Producers of native peoples share open seeds with Bioleft

From September 21 to 23, Bioleft participated as co-organizer in the First Encounter of Exchange of Native and Creole Seeds, in San Pedro de Colalao, Tucumán, together with the Organization of Indigenous Nations and Peoples of Argentina (ONPIA), the Federation of Nuclear Organizations of Family Farming (FONAF) and El Estribo Cooperative.

There were participants from Neuquén, Mendoza, San Juan, Catamarca, Tucumán, Córdoba, Salta, Jujuy, Tucumán, Buenos Aires and Santiago del Estero provinces. Producers, representatives of family farming organizations and native peoples, professionals from universities and CENIT Foundation, cooperatives and activists met to protect the heritage and genetic value of seeds, and ensure their circulation.

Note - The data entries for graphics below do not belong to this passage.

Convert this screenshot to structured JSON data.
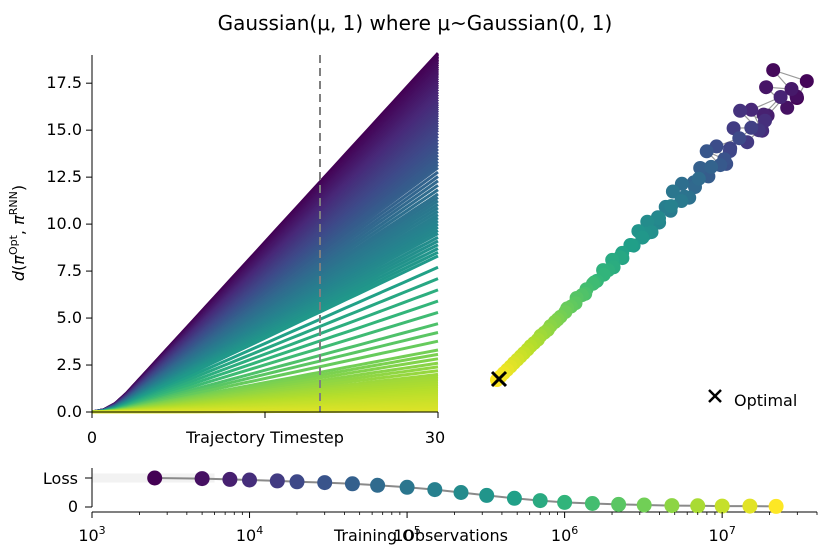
{
  "figure": {
    "title": "Gaussian(μ, 1) where μ~Gaussian(0, 1)"
  },
  "chart_data": [
    {
      "type": "line",
      "panel": "distance-vs-timestep",
      "xlabel": "Trajectory Timestep",
      "ylabel": "d(π^Opt, π^RNN)",
      "xlim": [
        0,
        30
      ],
      "ylim": [
        0,
        19
      ],
      "xticks": [
        0,
        30
      ],
      "yticks": [
        "0.0",
        "2.5",
        "5.0",
        "7.5",
        "10.0",
        "12.5",
        "15.0",
        "17.5"
      ],
      "vline": {
        "x": 27,
        "style": "dashed",
        "color": "#7f7f7f"
      },
      "series_final_values": [
        19.1,
        18.6,
        18.0,
        17.3,
        16.5,
        15.8,
        15.0,
        14.0,
        13.0,
        11.6,
        10.5,
        9.5,
        8.3,
        6.5,
        4.7,
        3.3,
        2.6,
        2.0,
        1.6,
        1.2,
        0.9,
        0.6,
        0.4,
        0.2,
        0.1,
        0.05
      ],
      "colormap": [
        "#440154",
        "#482878",
        "#3e4989",
        "#31688e",
        "#26828e",
        "#1f9e89",
        "#35b779",
        "#6ece58",
        "#b5de2b",
        "#fde725"
      ]
    },
    {
      "type": "scatter",
      "panel": "embedding",
      "legend": [
        {
          "marker": "x",
          "label": "Optimal"
        }
      ],
      "optimal_marker": "x",
      "color_encoding": "training progress (viridis, purple=early, yellow=late)"
    },
    {
      "type": "scatter",
      "panel": "loss-vs-training",
      "xlabel": "Training Observations",
      "xscale": "log",
      "xlim": [
        1000,
        40000000
      ],
      "xticks": [
        1000,
        10000,
        100000,
        1000000,
        10000000
      ],
      "xtick_labels": [
        "10^3",
        "10^4",
        "10^5",
        "10^6",
        "10^7"
      ],
      "yticks": [
        "0",
        "Loss"
      ],
      "x": [
        2500,
        5000,
        7500,
        10000,
        15000,
        20000,
        30000,
        45000,
        65000,
        100000,
        150000,
        220000,
        320000,
        480000,
        700000,
        1000000,
        1500000,
        2200000,
        3200000,
        4800000,
        7000000,
        10000000,
        15000000,
        22000000
      ],
      "loss": [
        1.0,
        0.98,
        0.95,
        0.93,
        0.9,
        0.87,
        0.84,
        0.8,
        0.75,
        0.68,
        0.6,
        0.5,
        0.4,
        0.3,
        0.22,
        0.16,
        0.12,
        0.09,
        0.07,
        0.05,
        0.04,
        0.03,
        0.03,
        0.02
      ]
    }
  ]
}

All the small and medium producers were concerned about the progress of the large seed monopolies and the loss of biodiversity. The threat of the Seed Law being modified in a more restrictive sense, allowing the patenting of seeds without transgenic modifications, was also mentioned. In this context, the Bioleft proposal was presented: a network to guarantee the continuous circulation of seeds and promote collaborative improvement, through a legal framework and a digital platform. In the words of one of the participants, Bioleft is “a club that is just beginning to have partners”: within that club, the seed circulates to get improved.

Finally, the seed transfer ceremony was held under the terms of Bioleft, after registration of the farmers who received them in the system. Five varieties of corn were delivered by the breeder Claudio Demo, from Río Cuarto, Córdoba: golden alpense, red chucul, white chucul, quarentín and sacharatum. There were also some bags of Ubuntu, the forage melilotus albus improved by Gustavo Schrauf and the team of Genetics of the Faculty of Agronomy of the University of Buenos Aires, the first Bioleft seed . Arriving from Neuquén, the Mapuche representative Antonio Vargas distributed seeds of pine nuts, and Héctor Molina, one of the local hosts, requested that the guayacán seed that he delivered be multiplied. Those who take the seeds within the framework of Bioleft commit themselves to reproduce them without ever restricting the circulation of the genetic material.

This is the start of a network of associated producers that function as guardians of the seeds, as they ensure their conservation and multiplication. As they sow the material received, they will also record the results obtained in each region. The systematization of these data, and the knowledge they imply, will be the first step towards a system of distributed collaborative improvement, which allows open innovation on an equal scale -but greater- than that of large companies.